Food stamps not enough for healthy diet
By Eli Saslow, Washington Post
McALLEN, Texas — They were already running late for a doctor’s appointment, but first the Salas family hurried into their kitchen for another breakfast paid for by the federal government. The 4-year-old grabbed a bag of cheddar-flavored potato chips and a granola bar. The 9-year-old filled a bowl with sugary cereal and then gulped down chocolate milk. Their mother, Blanca, arrived at the refrigerator and reached into the drawer where she stored the insulin needed to treat her diabetes. She filled a needle with fluid and injected it into her stomach with a practiced jab.
“Let’s go,” she told the children, rushing them out of the kitchen and into the car. “We can stop for snacks on our way home.”
The family checkup had been scheduled at the insistence of a school nurse, who wanted the Salas family to address two concerns: They were suffering from both a shortage of nutritious food and a diet of excess — paradoxical problems that have become increasingly interconnected in the United States, and especially in South Texas.

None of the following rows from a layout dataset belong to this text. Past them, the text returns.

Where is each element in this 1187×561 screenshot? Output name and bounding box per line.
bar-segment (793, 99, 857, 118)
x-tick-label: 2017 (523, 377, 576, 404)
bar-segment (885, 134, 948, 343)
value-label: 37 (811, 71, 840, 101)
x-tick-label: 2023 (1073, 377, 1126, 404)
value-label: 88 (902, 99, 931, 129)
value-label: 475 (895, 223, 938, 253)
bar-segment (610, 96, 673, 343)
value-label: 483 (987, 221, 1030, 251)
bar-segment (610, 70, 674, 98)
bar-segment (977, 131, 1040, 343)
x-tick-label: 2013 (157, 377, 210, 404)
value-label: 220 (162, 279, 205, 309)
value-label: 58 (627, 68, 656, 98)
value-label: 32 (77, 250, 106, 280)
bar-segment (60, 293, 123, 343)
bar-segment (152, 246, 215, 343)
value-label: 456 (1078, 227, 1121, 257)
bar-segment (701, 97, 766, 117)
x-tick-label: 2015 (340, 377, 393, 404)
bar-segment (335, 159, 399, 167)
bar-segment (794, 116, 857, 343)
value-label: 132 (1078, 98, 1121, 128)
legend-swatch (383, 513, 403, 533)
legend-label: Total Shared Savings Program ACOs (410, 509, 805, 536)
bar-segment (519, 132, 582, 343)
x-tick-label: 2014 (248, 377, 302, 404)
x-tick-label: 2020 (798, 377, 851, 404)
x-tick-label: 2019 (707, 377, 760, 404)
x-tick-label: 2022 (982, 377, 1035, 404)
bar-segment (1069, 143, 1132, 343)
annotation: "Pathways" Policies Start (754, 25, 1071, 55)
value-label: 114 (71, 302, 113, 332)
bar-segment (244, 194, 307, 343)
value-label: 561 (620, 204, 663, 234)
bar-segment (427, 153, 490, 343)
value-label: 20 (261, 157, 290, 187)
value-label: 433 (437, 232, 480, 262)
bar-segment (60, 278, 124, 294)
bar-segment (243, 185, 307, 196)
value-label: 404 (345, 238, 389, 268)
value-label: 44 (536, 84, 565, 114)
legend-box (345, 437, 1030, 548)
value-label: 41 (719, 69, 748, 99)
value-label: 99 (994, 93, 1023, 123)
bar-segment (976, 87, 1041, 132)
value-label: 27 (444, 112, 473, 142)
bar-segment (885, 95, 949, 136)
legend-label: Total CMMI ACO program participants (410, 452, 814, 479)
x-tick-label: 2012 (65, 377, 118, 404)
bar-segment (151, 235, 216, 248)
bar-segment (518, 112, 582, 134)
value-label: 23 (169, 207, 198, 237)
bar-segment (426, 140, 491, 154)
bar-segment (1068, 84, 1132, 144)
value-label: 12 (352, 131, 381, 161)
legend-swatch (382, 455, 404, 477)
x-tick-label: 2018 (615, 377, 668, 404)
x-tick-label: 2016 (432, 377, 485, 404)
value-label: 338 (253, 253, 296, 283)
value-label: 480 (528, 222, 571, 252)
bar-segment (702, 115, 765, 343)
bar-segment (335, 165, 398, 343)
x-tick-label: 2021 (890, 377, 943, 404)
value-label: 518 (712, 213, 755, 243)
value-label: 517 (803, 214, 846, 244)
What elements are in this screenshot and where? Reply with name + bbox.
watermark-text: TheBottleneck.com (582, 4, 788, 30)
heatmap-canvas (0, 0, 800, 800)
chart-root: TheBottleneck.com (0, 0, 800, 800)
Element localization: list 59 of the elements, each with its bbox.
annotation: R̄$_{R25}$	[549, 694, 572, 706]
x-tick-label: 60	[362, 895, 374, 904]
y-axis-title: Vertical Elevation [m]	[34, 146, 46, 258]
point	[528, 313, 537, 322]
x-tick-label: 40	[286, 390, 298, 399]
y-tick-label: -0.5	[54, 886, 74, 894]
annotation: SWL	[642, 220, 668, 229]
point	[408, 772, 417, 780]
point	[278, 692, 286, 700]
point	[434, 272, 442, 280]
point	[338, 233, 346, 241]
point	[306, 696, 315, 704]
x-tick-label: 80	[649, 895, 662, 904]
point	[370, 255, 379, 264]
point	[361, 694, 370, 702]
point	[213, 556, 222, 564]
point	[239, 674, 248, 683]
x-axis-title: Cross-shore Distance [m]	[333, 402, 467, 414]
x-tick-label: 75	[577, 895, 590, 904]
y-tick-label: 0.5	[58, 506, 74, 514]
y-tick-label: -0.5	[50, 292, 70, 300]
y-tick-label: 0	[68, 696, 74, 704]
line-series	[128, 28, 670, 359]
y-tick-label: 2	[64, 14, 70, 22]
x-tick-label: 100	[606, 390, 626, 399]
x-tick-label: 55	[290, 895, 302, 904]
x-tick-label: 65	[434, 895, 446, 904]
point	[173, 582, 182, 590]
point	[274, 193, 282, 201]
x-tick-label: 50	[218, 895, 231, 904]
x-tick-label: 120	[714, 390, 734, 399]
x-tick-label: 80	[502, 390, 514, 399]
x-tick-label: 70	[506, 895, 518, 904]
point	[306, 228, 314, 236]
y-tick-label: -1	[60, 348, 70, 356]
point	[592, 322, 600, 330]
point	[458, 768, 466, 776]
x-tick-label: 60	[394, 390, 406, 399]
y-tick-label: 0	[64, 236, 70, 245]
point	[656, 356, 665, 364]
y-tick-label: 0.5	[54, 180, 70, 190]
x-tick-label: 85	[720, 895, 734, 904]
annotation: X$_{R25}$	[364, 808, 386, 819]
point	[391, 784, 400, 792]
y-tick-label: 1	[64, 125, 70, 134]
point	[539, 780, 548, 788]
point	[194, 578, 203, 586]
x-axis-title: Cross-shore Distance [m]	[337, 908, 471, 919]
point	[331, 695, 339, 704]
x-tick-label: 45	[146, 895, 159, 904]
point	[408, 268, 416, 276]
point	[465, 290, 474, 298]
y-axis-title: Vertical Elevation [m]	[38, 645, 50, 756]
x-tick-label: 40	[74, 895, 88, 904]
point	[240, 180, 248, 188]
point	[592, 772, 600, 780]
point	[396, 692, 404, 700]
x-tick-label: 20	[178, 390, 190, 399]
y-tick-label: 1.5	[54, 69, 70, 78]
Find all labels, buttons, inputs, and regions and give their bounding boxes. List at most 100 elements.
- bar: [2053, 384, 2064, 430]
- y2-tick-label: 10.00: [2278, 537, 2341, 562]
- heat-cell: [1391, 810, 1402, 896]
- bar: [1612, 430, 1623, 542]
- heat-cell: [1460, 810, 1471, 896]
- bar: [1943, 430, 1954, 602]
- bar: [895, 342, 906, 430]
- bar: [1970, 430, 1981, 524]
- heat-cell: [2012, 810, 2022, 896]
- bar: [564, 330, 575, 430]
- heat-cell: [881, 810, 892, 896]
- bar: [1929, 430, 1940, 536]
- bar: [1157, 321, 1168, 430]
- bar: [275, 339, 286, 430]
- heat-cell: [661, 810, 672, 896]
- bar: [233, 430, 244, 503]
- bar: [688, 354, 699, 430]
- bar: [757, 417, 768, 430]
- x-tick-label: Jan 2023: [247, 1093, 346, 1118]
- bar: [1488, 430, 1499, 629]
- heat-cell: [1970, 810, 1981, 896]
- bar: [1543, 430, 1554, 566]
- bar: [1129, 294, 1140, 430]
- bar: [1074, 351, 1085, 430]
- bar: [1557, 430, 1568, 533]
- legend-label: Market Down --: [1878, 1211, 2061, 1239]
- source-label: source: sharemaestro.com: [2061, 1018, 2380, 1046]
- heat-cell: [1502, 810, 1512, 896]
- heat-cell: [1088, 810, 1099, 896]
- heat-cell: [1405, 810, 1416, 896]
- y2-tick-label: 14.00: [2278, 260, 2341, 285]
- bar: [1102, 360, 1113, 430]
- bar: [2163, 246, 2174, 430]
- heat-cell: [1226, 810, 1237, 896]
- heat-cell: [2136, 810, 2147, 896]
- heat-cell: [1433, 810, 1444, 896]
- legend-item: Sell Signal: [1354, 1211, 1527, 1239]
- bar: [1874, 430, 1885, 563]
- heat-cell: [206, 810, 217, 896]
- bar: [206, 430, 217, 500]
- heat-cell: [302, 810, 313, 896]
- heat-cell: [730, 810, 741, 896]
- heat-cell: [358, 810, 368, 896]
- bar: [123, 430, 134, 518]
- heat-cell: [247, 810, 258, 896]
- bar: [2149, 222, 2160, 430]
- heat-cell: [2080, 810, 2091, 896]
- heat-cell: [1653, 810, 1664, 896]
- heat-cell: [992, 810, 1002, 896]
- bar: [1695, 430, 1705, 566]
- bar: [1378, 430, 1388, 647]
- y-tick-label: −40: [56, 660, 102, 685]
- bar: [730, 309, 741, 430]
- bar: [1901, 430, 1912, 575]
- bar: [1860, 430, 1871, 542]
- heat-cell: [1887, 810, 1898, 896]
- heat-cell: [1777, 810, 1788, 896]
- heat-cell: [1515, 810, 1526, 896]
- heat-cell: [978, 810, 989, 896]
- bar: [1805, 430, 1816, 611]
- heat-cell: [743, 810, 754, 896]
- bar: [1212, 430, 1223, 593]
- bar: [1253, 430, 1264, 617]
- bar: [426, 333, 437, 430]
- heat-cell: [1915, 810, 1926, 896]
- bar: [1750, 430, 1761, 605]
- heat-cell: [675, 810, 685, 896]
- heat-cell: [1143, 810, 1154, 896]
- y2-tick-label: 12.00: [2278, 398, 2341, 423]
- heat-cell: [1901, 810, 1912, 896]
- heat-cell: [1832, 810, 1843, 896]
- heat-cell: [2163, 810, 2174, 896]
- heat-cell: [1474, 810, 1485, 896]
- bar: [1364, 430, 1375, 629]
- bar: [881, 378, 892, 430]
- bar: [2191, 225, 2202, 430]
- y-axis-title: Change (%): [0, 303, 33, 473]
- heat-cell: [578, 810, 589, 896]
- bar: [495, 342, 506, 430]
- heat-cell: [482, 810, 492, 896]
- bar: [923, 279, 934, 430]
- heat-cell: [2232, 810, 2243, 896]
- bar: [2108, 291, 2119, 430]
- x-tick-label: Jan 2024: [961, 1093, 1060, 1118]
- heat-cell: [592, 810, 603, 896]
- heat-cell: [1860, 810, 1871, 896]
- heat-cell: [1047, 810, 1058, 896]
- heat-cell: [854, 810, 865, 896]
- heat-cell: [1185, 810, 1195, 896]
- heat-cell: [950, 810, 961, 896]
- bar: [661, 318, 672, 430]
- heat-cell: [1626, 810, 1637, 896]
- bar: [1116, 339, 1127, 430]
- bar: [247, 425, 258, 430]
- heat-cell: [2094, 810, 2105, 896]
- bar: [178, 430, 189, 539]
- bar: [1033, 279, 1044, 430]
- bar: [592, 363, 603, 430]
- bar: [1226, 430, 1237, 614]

For almost a decade, Blanca had supported her five children by stretching $430 in monthly food stamp benefits, adding lard to thicken her refried beans and buying instant soup by the case at a nearby dollar store. She shopped for “quantity over quality,” she said, aiming to fill a grocery cart for $100 or less.
But the cheap foods she could afford on the standard government allotment of about $1.50 per meal also tended to be among the least nutritious — heavy in preservatives, fats, salt and refined sugar. Now Clarissa, her 13-year-old daughter, had a darkening ring around her neck that suggested early-onset diabetes from too much sugar. Now Antonio, 9, was sharing dosages of his mother’s cholesterol medication. Now Blanca herself was too sick to work, receiving disability payments at age 40 and testing her blood-sugar level twice each day to guard against the stroke doctors warned was forthcoming as a result of her diet.